Peter’s father came down. “What’s up?”

“We were talking about putting the heat on.”

“The heat?” He wiped his forehead.

“Maya’s cold,” Jake said.

“I can put the fire on. .”

I wanted to literally vanish into thin air.

“We haven’t met, I’m Peter,” Peter said to Sue.

“Hey, Jake’s told me so much about you.” Sue put on Sandy’s apron. It had cherries all over it. I walked past Peter to Jake’s old bedroom and shut the door. I imagined my entire bag filled with heroin. Then all of this would have been very easy. Why did I even try to be clean? All my effort should have gone toward staying high all the time, I thought. I could smile and talk and be charming when I was high. I wasn’t self-conscious and weird. If not for me, then for the world. I started sweating. What could I do now? Tell them not to put the heat on and go through that whole hundred-year-long conversation. Sue and her amazing pie and her skinny waist and her smile — I wondered what it was like to be inside her head. She probably had her own insecurities. I needed a cigarette. I checked the time: five o’clock. Two hours of awkward conversations, and then just stuff your face and sit around the dining table for a while, and then off to bed. They went to sleep early, ten-ish. Just five hours. I fished out my cigarettes and my cell phone from my canvas bag.

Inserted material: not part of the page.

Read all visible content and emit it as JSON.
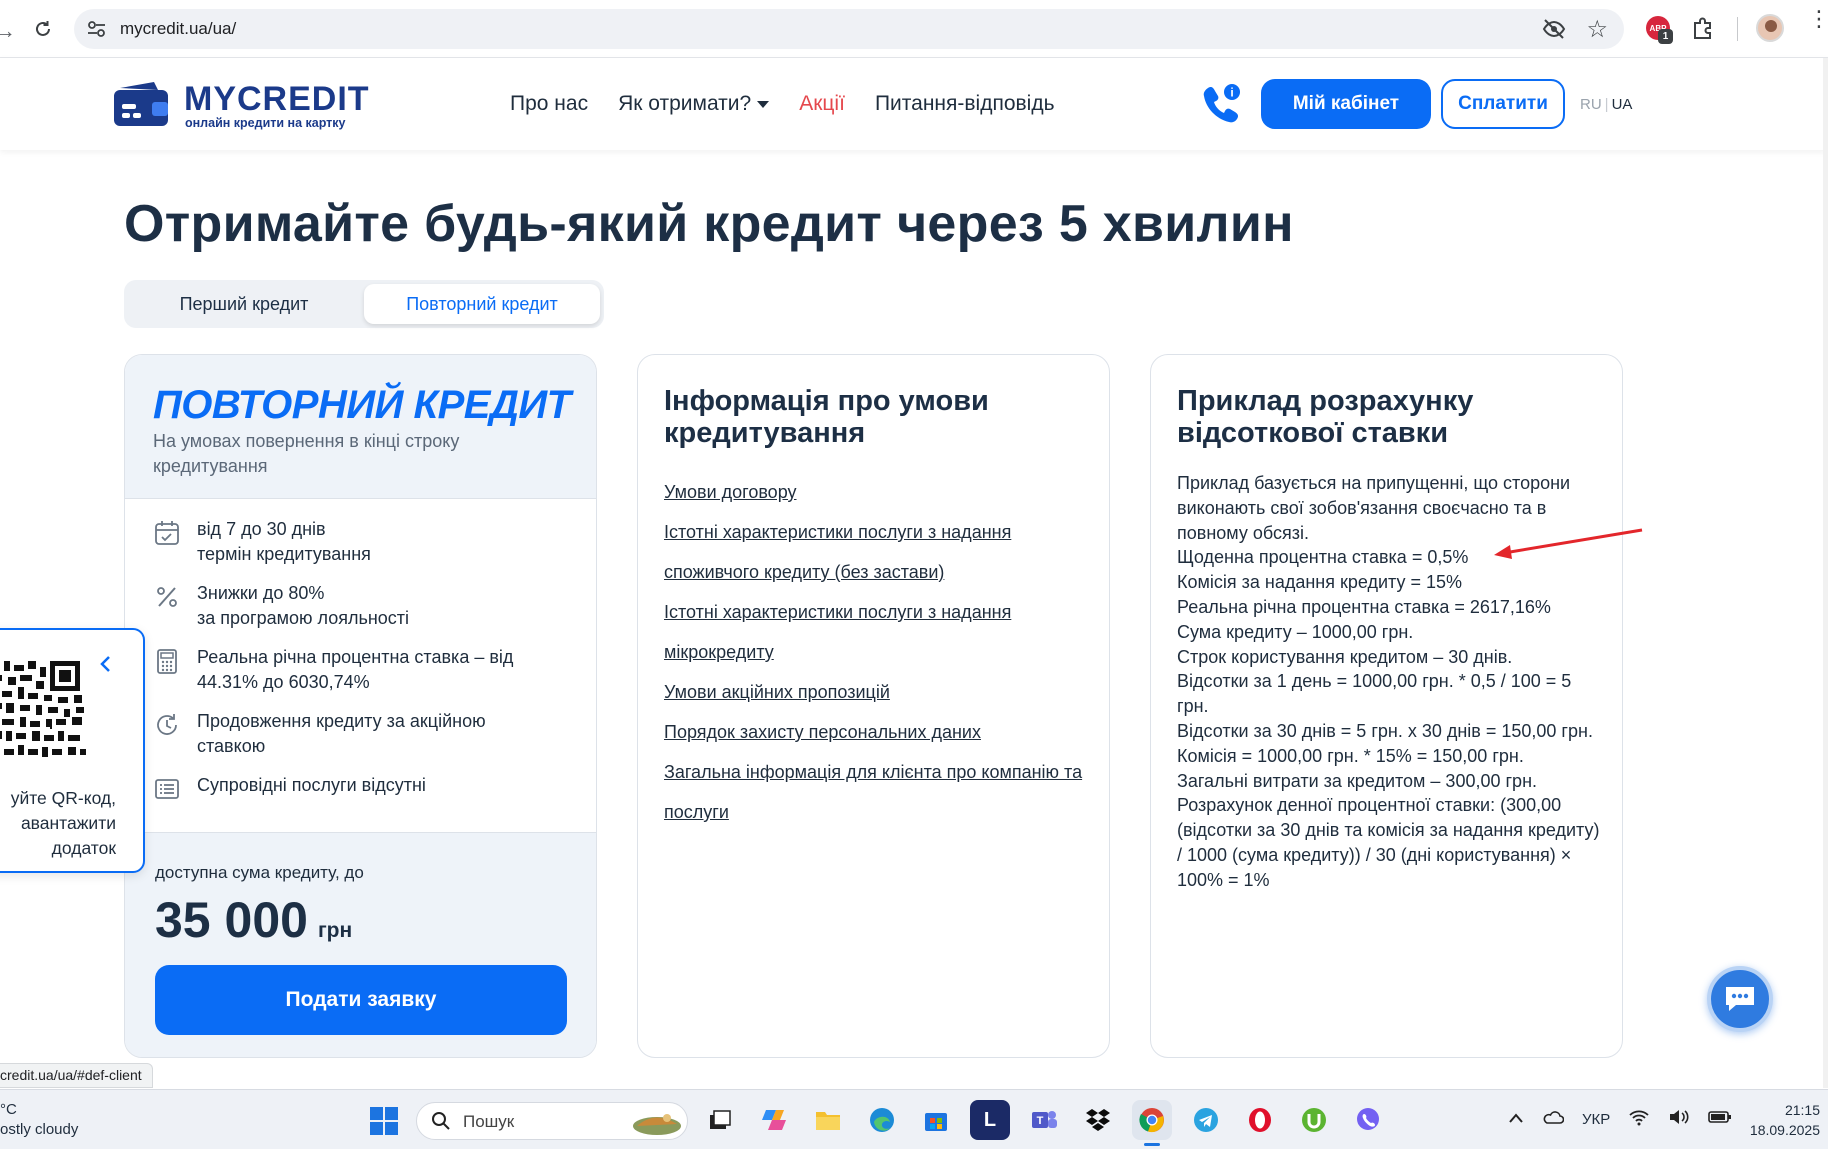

I wanted a bag of dope so fucking bad. If I was sick, I could convince them to take me to the train, and then I’d go back home and get a bag. A rush of excitement filled me at the thought. It was okay, I would get high again. This was not for forever. This was like a job. A bad shift at a bad job.

After being numb for so long on dope, when I was finally faced with reality, I couldn’t handle the emotions. Not just the bad ones. The in-between ones too, like envy that Peter got along with his family, gratitude that these people were being nice to me and were willing to love me just for being there, and nostalgia when they played that Dylan song Peter sang on our first date. They wanted to like me, and all it did was make me feel lonely and insecure. I wiped the tears away and told myself to get it together. I was a grown-up and needed to act like one.

Back in the kitchen, Peter’s mother stood in front of a pot of some kind of meat, Sue and Peter chatted it up, and Rick held a plate of the cheeses Peter and I had bought yesterday at Whole Foods. That was the difference; Peter and I bought expensive cheese from Whole Foods while Sue baked a pie from scratch. That Sandy’s apron looked so cute on her was also troubling.

No one noticed me open the window. I was sweating through my clothes. I smelled like something that had died in the trash. At least if it was cold, I wouldn’t smell as bad.

“I should really go and call my mom,” I said to no one in particular, holding my phone as if they needed a visual aid. I turned and walked out, trying not to look at Peter’s face.

“Can you just not smoke for two fucking days,” he had said when I asked if I had to keep up this charade that we didn’t smoke.